Arrivés à la barrière, je me séparai de mes compagnes et je me rendis directement chez Pozzo.

Il avait du monde dans son grand salon, je le fis demander. Il vint au-devant de moi dans la pièce qui précède. Je lui dis : « J’arrive de Neuilly, et je suis chargée de vous remercier de votre bon vouloir dont on est fort reconnaissant. »

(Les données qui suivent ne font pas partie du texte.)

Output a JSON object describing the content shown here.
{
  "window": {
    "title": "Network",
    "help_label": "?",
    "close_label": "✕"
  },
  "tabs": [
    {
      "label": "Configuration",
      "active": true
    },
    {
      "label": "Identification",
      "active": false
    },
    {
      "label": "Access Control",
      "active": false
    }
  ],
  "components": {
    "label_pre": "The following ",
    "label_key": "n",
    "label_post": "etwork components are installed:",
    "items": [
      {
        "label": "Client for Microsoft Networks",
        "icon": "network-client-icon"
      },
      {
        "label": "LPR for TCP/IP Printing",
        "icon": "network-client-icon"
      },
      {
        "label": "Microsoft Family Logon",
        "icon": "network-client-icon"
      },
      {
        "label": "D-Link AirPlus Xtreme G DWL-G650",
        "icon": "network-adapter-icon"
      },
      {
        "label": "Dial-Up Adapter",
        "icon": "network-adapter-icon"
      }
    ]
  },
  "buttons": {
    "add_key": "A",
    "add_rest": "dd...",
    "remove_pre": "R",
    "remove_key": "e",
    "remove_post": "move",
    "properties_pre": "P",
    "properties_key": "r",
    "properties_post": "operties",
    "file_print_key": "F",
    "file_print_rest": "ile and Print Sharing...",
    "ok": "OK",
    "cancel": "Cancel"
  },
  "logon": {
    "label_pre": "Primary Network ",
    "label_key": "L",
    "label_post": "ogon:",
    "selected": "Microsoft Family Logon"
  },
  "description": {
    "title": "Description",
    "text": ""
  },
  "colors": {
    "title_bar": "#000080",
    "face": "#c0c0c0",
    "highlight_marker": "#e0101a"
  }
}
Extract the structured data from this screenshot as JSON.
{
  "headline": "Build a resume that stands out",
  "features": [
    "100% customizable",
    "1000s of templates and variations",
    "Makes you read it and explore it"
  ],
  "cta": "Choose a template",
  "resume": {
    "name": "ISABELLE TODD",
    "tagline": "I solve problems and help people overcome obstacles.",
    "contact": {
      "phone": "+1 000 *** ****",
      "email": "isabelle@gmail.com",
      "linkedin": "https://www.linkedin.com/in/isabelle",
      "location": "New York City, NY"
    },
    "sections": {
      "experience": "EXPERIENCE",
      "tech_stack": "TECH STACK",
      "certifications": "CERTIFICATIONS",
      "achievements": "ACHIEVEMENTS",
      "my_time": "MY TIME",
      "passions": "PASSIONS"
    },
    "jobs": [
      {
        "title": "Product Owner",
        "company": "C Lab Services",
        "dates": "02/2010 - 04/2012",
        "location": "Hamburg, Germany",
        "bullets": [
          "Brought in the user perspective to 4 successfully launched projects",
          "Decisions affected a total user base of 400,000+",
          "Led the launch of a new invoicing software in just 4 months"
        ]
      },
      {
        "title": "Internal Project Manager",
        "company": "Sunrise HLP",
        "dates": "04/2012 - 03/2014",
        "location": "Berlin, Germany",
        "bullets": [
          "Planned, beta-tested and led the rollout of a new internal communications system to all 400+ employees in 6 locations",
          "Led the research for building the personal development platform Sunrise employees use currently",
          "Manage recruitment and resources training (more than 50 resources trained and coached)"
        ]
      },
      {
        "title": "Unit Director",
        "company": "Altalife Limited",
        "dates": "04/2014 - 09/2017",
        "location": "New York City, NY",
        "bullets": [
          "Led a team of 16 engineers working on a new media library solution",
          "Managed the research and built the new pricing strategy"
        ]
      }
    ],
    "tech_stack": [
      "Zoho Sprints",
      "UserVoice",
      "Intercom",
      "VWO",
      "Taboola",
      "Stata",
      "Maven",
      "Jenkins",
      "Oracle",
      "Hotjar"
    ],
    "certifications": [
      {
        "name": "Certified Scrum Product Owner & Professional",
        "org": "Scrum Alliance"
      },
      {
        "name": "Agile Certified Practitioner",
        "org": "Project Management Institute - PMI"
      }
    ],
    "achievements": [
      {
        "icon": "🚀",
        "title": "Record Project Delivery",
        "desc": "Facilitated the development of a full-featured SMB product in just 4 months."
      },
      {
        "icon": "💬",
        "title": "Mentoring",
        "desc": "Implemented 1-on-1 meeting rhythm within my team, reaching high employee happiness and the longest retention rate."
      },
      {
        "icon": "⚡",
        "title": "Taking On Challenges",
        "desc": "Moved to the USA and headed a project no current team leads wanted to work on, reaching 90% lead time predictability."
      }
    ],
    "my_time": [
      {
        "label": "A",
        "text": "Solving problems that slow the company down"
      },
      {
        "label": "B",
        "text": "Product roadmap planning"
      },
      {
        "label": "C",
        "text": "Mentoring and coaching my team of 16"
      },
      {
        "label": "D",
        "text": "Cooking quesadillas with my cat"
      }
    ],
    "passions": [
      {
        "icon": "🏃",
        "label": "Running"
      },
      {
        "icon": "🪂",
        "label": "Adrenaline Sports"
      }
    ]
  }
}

Je trouvai un homme tout changé de la veille, empêtré, froid, guindé. Il me répondit : « Certainement ils ont bien raison, vous savez combien je leur suis attaché, mais la situation est bien délicate… le Roi est à Rambouillet… Il s’y établit… Mes collègues pensent convenable d’aller rejoindre le souverain auprès duquel nous sommes accrédités… Cela est au moins fort spécieux, nous n’avons pas été appelés… Cependant, je ne sais que faire… Je ne sais que leur conseiller. »

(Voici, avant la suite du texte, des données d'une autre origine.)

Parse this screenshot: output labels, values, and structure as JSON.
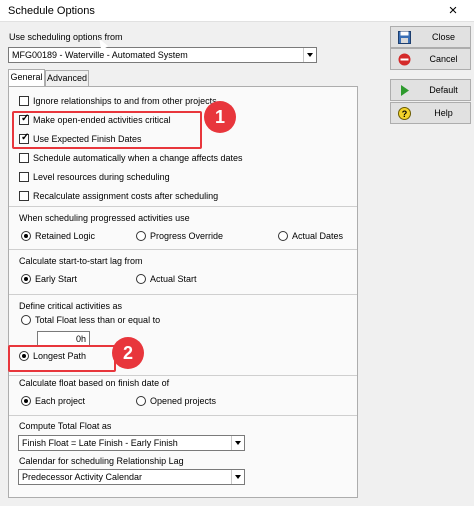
{
  "window": {
    "title": "Schedule Options",
    "close_glyph": "×"
  },
  "top": {
    "label": "Use scheduling options from",
    "source": "MFG00189 - Waterville - Automated System"
  },
  "tabs": [
    {
      "label": "General",
      "active": true
    },
    {
      "label": "Advanced",
      "active": false
    }
  ],
  "options": {
    "ignore_relationships": {
      "label": "Ignore relationships to and from other projects",
      "checked": false
    },
    "open_ended_critical": {
      "label": "Make open-ended activities critical",
      "checked": true
    },
    "expected_finish": {
      "label": "Use Expected Finish Dates",
      "checked": true
    },
    "auto_schedule": {
      "label": "Schedule automatically when a change affects dates",
      "checked": false
    },
    "level_resources": {
      "label": "Level resources during scheduling",
      "checked": false
    },
    "recalc_costs": {
      "label": "Recalculate assignment costs after scheduling",
      "checked": false
    }
  },
  "progressed": {
    "heading": "When scheduling progressed activities use",
    "options": [
      "Retained Logic",
      "Progress Override",
      "Actual Dates"
    ],
    "selected": "Retained Logic"
  },
  "lag": {
    "heading": "Calculate start-to-start lag from",
    "options": [
      "Early Start",
      "Actual Start"
    ],
    "selected": "Early Start"
  },
  "critical": {
    "heading": "Define critical activities as",
    "total_float_label": "Total Float less than or equal to",
    "total_float_value": "0h",
    "longest_path_label": "Longest Path",
    "selected": "Longest Path"
  },
  "float_basis": {
    "heading": "Calculate float based on finish date of",
    "options": [
      "Each project",
      "Opened projects"
    ],
    "selected": "Each project"
  },
  "total_float": {
    "heading": "Compute Total Float as",
    "value": "Finish Float = Late Finish - Early Finish"
  },
  "calendar": {
    "heading": "Calendar for scheduling Relationship Lag",
    "value": "Predecessor Activity Calendar"
  },
  "buttons": {
    "close": "Close",
    "cancel": "Cancel",
    "default": "Default",
    "help": "Help"
  },
  "callouts": {
    "one": "1",
    "two": "2"
  },
  "colors": {
    "callout": "#e8363c",
    "accent_green": "#2e9b2e",
    "cancel_red": "#d42a2a"
  },
  "icons": {
    "close_button": "save-disk-icon",
    "cancel_button": "cancel-circle-icon",
    "default_button": "play-arrow-icon",
    "help_button": "help-question-icon"
  }
}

Je ne me laissai pas trop effaroucher par ce changement car je l’avais prévu ; mais je m’attendais, j’en conviens, à plus de façons dans le retour. Je répondis :

— Vous ferez, j’en suis bien sûre, ce qu’il y aura de plus utile. A propos, je voulais vous dire aussi que Sébastiani ne sera pas ministre. J’en ai la certitude.

Il me regarda un instant fixement : « A eux à la vie et à la mort ! » s’écria-t-il. Et, me prenant les deux mains, il m’entraîna dans le petit salon à gauche :

— Asseyons-nous. Ils veulent régner, n’est-ce pas ?

— Ils disent que non.

— Ils ont tort. Il n’y a que cela de raisonnable, il n’y a que cela de possible. Ils le veulent au fond, et, s’ils ne le veulent pas aujourd’hui, ils le voudront demain, parce que c’est une nécessité. Il nous faut donc agir dans ce sens.

J’avoue que, tout en m’attendant à un retour, cette prompte péripétie m’avait suffoquée. Aussi en ai-je été tellement frappée que je suis sûre de n’avoir ni ôté ni ajouté une syllabe à ces premières paroles.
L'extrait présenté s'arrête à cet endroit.